Ketty’s boots rustled thoughtlessly in the leaf litter as she bounded after him. “Smoke.”

To his surprise she caught his hand again. She looked up at him with a glint of tears in her dark eyes. But he shook his head. “You’re too difficult, Ketty.”

“I know I am, but it’s because I was born wrong. My mother said I was born under the red moon. Its spirit crept inside me, and that’s why I am like I am. My brothers and sisters are all good and obedient, but I’m not. I’m stubborn, and lazy, and pig-headed too—and I always argue.”

“Ketty of the Red Moon,” he said with disdain. Then he reclaimed his hand and set off again. But he wasn’t thinking anymore of killing her. He knew he couldn’t do it. He’d have to rely on the wolves no matter the risk.

But she wasn’t cooperating at all. Instead of going on her way, she was trotting alongside him. “Smoke, would you . . . really find another woman?”

“Yes.”

“You’ve given up then?”

“Yes.”

“But I think we’re bound together.”

He stopped again and glared down at her.

She blinked hard as tears threatened to spill over. She spoke in a choked voice. “I . . . I was thinking that maybe—if you’re done with murdering—that maybe you’re better company than wolves.”
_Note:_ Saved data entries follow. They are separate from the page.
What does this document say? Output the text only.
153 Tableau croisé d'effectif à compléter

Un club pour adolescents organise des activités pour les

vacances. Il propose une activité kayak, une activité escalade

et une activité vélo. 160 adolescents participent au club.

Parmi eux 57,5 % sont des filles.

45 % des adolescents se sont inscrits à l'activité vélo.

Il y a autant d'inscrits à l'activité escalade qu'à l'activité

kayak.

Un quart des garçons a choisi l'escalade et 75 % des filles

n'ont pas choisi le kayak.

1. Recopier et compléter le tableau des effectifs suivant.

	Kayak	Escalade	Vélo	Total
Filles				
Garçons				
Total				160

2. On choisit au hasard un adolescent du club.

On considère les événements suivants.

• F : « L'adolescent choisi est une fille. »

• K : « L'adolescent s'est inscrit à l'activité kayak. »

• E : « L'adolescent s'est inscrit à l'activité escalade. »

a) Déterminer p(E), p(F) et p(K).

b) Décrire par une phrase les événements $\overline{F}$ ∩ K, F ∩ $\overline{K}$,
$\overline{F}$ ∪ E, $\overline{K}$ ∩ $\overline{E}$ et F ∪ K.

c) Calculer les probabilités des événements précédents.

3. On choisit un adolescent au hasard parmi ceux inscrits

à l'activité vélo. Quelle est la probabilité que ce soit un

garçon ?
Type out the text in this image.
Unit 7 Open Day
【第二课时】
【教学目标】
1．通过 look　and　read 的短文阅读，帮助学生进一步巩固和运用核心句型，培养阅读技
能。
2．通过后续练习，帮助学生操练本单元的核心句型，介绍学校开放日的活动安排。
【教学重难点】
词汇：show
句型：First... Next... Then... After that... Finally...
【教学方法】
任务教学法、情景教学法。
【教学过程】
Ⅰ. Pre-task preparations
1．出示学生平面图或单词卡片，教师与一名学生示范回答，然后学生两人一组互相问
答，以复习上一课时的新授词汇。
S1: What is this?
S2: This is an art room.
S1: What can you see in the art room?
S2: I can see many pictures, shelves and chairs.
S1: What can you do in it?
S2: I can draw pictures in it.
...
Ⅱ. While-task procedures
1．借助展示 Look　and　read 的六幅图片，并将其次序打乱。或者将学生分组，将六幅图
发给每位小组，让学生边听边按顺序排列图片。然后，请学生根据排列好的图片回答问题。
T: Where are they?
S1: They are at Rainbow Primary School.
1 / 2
His smile blossomed. He couldn’t help himself. “That’s
not
what you were thinking.” He touched her soft cheek and to his delight she actually leaned into his hand. “You were thinking how much you’d like to spend tonight in my bed.”

That spoiled it. She drew back, wide eyed. “No! Well, sort of . . . but I don’t like it that I have no choice!”

“You had a choice between me and the widower, between me and the wolves. I don’t have any choice at all.”

“I’m supposed to feel sorry for you?”

He shrugged.

“You’re impossible!”

“Kiss me anyway.”

“Or go to the wolves?”

“You already have the soul of a sharp-toothed wolf. Don’t deny it! You’re a wild thing.”

“All right then.” She set her hand on his left shoulder—but her attention was immediately caught by the deep scar on his neck. “Did you get that in battle?”

“That was from a Lutawan officer named Nedgalvin. I’ll find him and kill him someday.”

“It looks like your head was almost cut off!”

“It almost was. Now kiss me.”

He was awash in her presence. Ketty must have felt the same way, because she needed no more encouragement. Standing on her toes she stretched up to press her lips against his—

And Smoke chuckled deep in his throat. “You don’t know how to kiss, do you?”

She drew back. “And what do you expect? I’ve never kissed anyone before.”

“I have, and it’s done softly. Like this.” He bent, and brushed his lips against hers, and then he went deeper, and as he tasted her mouth he felt a mesh of binding threads weaving tight between them.